Ten tweede is die afwijzing zelf ook
vreemd. Want wie zegt nou nee tegen vrijen? Helemaal anno
nu. We leven immers in een tijdperk waar elke puber één
muisklik is verwijderd van echt alle mogelijke standjes, inclusief
handige instructies en plaatjes. Vroeger was je misschien
wel een klein beetje stoer als je tot je zestiende had gewacht,
maar als je tegenwoordig in de brugklas nog steeds maagd bent,
hoor je er eigenlijk al niet meer bij. Dan ben je een watje.
Sta je meteen te boek als homo. Ook bij de leraar, hoor. Als
iemand vraagt of je wilt vrijen, zeg je ja.
Maar ja, in het bovenstaande dialoogje
is daar dus allemaal geen sprake van. Daar wordt de vraag
over het vrijen gewoon gesteld. Luidt het antwoord nee en
is pijn de reden van dat nee. En dus is het dialoogje vreemd.
Ik kan het echter uitleggen. Een winnaar
voelt geen pijn, zo schreef ik vorig jaar al, maar de day
after is niet voor niets berucht. Vorig weekend was het
weer zover. Na drie dagen inspannende arbeid op de badmintonbaan
mocht ik mijzelf verrassend finalist noemen. Al bij het in
ontvangst nemen van de prijs ging lopen langzaam over in strompelen.
Soepel de trap af werd een vreselijke survival waarbij de
leuning mijn enige kameraad was. Fietsen naar huis werd een
clowneske circusact waar ik met gemak heel veel geld voor
had kunnen vragen. Knieën weigerden dienst, schouders
brandden en heupen voelden als scheermesjes.
Zo zat ik een dag later op de bank
bij haar, zij met die mooie lach, de zij uit het dialoogje.
Ik wilde zo graag, haar strelen in woord en vooral in daad.

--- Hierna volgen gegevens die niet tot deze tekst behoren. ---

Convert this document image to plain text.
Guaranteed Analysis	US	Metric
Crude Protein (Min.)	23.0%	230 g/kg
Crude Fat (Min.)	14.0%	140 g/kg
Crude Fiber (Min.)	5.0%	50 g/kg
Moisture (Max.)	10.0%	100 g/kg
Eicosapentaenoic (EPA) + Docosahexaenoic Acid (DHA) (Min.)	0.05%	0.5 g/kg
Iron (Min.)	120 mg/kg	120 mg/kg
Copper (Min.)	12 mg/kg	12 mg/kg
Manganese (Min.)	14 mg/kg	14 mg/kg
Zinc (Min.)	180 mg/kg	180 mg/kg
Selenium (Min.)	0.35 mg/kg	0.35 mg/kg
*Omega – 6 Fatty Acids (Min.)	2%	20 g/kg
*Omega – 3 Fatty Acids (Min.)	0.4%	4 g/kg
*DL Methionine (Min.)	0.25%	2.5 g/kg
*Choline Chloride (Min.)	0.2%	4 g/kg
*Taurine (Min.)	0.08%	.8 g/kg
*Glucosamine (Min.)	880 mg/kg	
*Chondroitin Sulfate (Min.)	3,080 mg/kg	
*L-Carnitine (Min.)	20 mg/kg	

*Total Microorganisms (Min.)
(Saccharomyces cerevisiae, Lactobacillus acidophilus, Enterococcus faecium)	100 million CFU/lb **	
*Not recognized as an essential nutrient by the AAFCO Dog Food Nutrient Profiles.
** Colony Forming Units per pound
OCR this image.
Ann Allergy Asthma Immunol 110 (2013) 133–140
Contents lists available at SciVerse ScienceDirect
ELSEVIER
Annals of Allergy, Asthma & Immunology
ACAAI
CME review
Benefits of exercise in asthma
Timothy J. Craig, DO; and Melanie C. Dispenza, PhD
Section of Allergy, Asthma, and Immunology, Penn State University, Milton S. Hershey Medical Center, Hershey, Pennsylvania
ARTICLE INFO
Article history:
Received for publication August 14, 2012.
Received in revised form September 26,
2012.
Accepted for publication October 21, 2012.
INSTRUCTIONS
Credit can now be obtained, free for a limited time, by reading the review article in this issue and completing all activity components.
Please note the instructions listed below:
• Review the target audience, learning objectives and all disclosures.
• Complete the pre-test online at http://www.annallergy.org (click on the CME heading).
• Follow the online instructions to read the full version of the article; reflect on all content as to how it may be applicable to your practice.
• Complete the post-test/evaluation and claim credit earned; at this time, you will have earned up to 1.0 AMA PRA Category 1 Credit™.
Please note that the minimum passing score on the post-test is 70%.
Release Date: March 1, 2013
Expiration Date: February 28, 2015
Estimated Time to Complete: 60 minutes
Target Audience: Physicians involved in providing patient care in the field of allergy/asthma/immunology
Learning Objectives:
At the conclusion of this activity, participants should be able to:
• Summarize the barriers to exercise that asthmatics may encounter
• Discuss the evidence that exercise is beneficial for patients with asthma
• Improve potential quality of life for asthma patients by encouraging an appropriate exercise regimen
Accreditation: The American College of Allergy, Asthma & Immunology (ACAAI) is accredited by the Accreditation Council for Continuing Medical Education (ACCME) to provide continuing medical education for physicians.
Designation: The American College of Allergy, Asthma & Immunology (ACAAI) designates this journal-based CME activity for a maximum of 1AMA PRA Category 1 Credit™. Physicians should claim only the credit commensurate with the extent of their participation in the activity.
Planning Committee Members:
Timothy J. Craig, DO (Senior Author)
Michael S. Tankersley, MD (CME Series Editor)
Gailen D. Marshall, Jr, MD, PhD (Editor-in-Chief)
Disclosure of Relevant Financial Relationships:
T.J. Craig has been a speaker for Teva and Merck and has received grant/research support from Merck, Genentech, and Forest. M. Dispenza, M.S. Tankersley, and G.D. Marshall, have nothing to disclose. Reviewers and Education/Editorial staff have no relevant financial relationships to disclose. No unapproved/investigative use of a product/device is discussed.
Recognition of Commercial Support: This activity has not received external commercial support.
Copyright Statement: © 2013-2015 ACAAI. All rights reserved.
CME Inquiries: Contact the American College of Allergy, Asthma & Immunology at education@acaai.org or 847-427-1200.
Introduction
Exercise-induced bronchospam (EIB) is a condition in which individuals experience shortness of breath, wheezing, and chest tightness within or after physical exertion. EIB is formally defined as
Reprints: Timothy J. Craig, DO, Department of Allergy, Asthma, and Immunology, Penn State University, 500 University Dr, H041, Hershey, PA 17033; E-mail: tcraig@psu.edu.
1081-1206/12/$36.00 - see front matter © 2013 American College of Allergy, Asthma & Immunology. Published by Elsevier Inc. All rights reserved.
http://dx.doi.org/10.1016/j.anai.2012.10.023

Ook zij wilde graag liefhebben, vol overgave en passie. Maar
ik kon niet eens mijn eigen glas bijvullen. De vrolijke strikjes
op haar ondergoed hadden net zo goed achttien kettingsloten
kunnen zijn. 'Zullen we vrijen?' had net zo goed 'Zullen we
de Mount Everest beklimmen?' kunnen zijn. Het antwoord was
immers toch hetzelfde geweest. "Nee," zei ik. "Zelfs
dat doet pijn."
Want praten, ja, dat kon ik nog wel.
Het was bijna het enige wat ik pijnvrij kon. En dus kon ik
haar kozen, lief en zoet. Zij met die mooie lach, de zij uit
het dialoogje, de hele nacht alleen maar zij.